Bulgaria rejected two environmental impact reports on a planned oil pipeline that bypasses Turkey’s crowded Bosporus Strait.
Bulgaria ordered the study before deciding whether to back out of the project to construct the Burgas-Alexandroupolis pipeline on concern an oil spill would harm the Balkan country’s Black Sea resorts.
Russia, Bulgaria and Greece agreed in 2007 to build the 285-km pipeline from the Bulgarian Black Sea port of Burgas to the Greek port of Alexandroupolis on the Aegean Sea. The $1.4 billion) link, with capacity of 35 million metric tons of oil a year, would bypass the Bosporus and Dardanelles straits, saving shipping costs.
Meanwhile a new intergovernmental agreement on South Stream between Russia and Bulgaria reflects a thawing in energy relations between the two countries, partly a result of reduced gas prices, but does little to
advance the pipeline’s progress.
Russia and Bulgaria have signed an intergovernmental agreement (IGA) on construction of the Bulgarian section of the South Stream gas pipeline; the IGA has been widely anticipated and comes as Gazprom offers a 5% discount on prices to Bulgargaz.

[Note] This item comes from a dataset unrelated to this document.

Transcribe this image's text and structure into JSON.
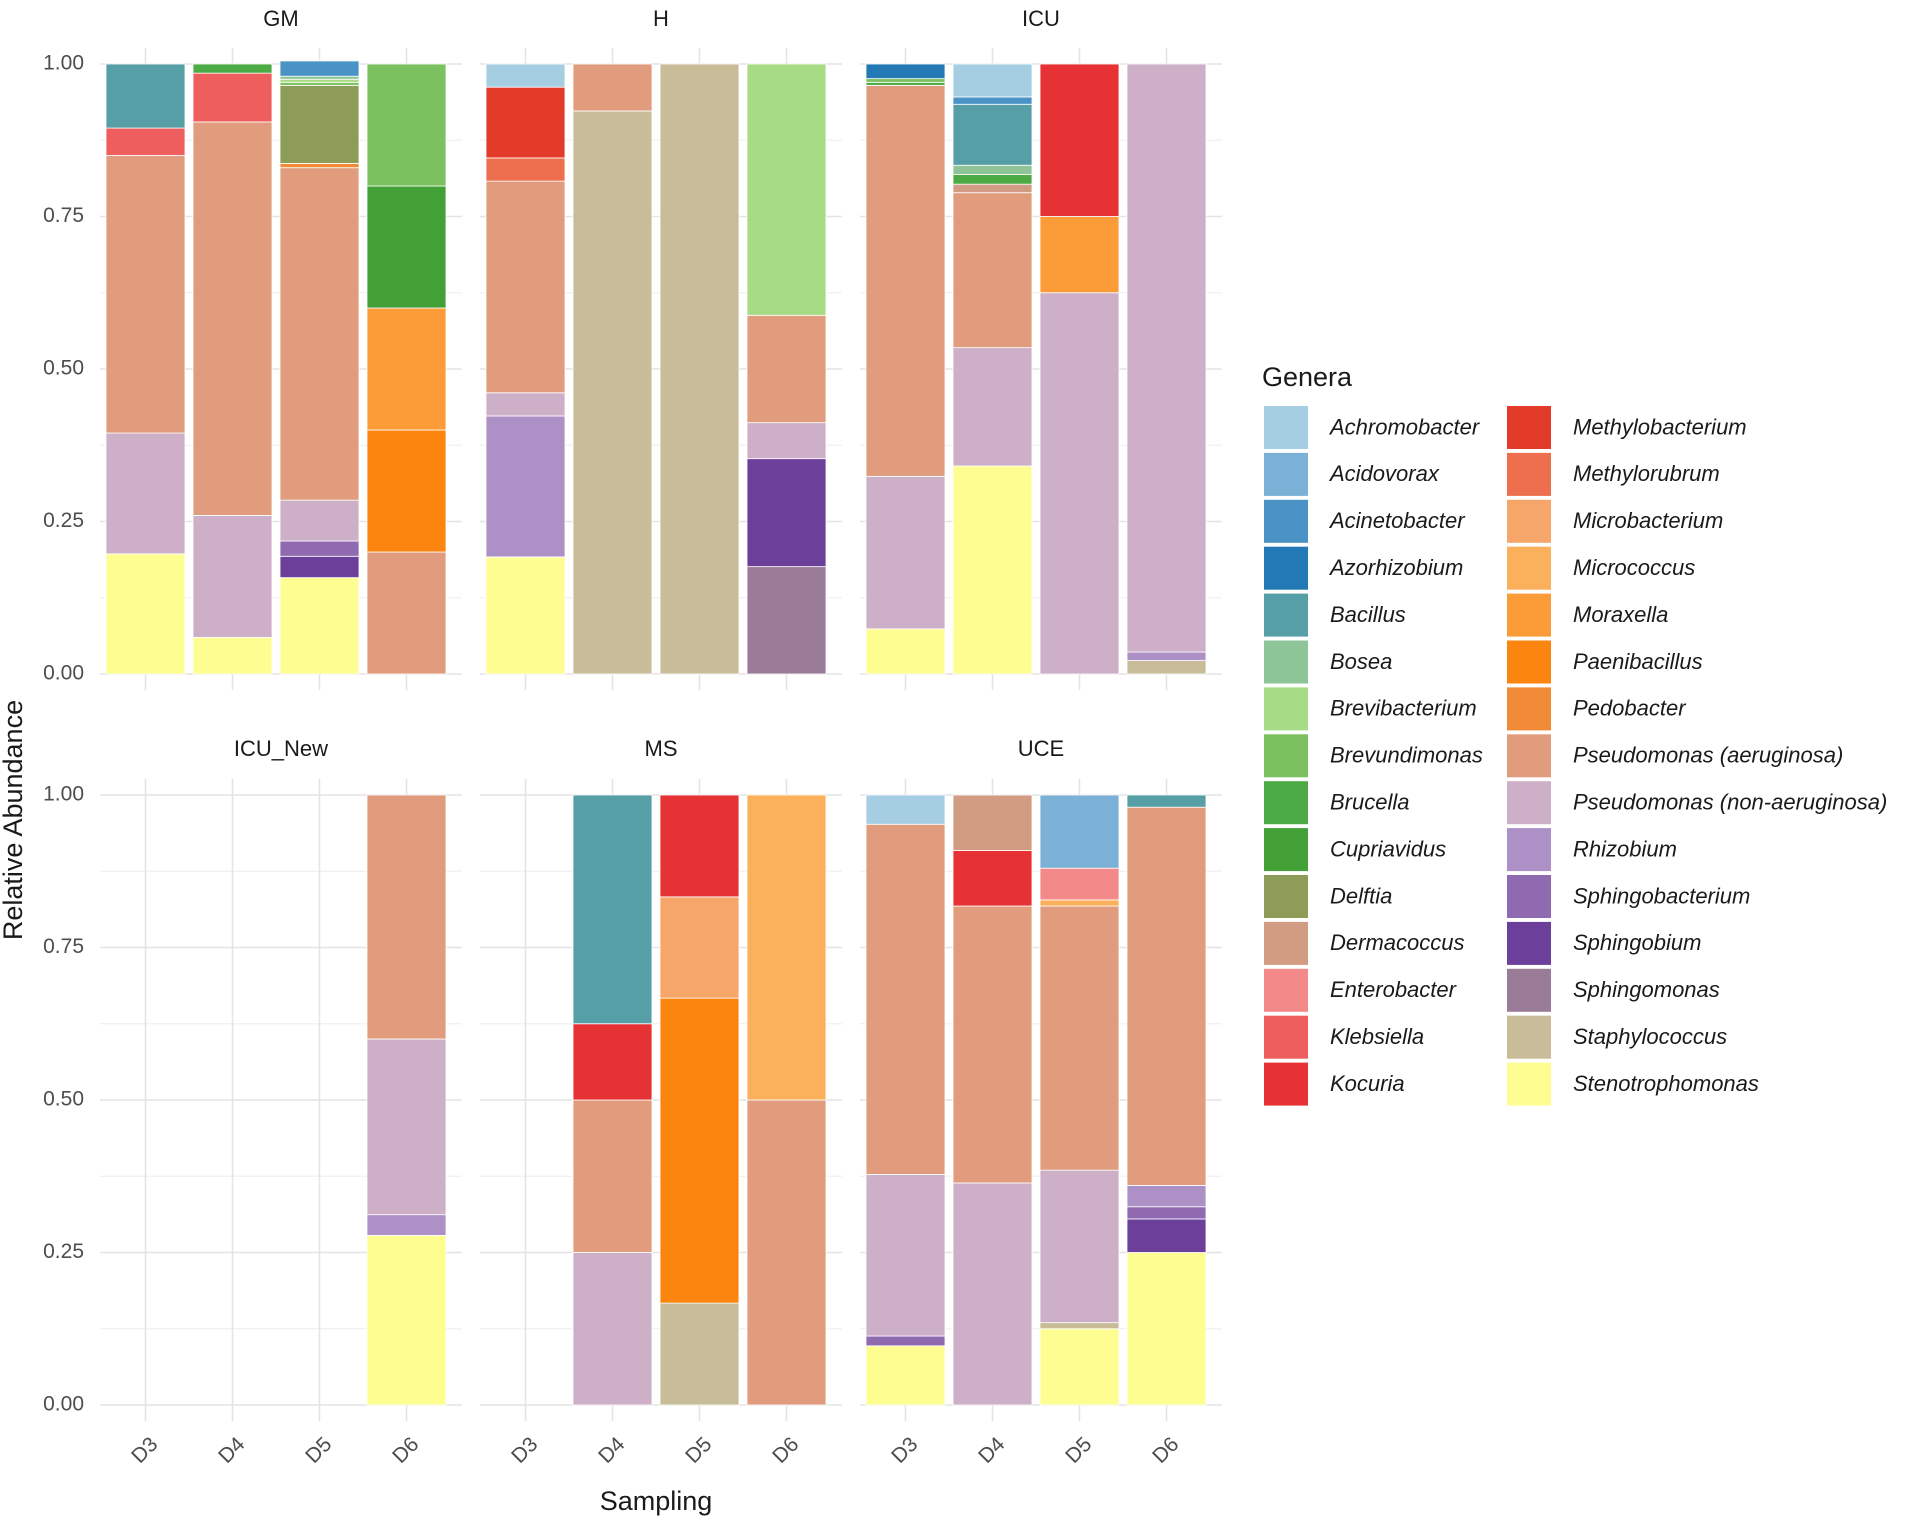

The agreement reasserts Bulgaria’s role in South Stream and relegates Romania to a mere customer as opposed to a transit state. The IGA means little in practical terms — evinced by Bulgaria’s freeze on the Burgas-Alexandropoulos oil pipeline despite an IGA signed by Russia, Greece, and Bulgaria in 2007. A final investment decision will have a real impact but is still some way off.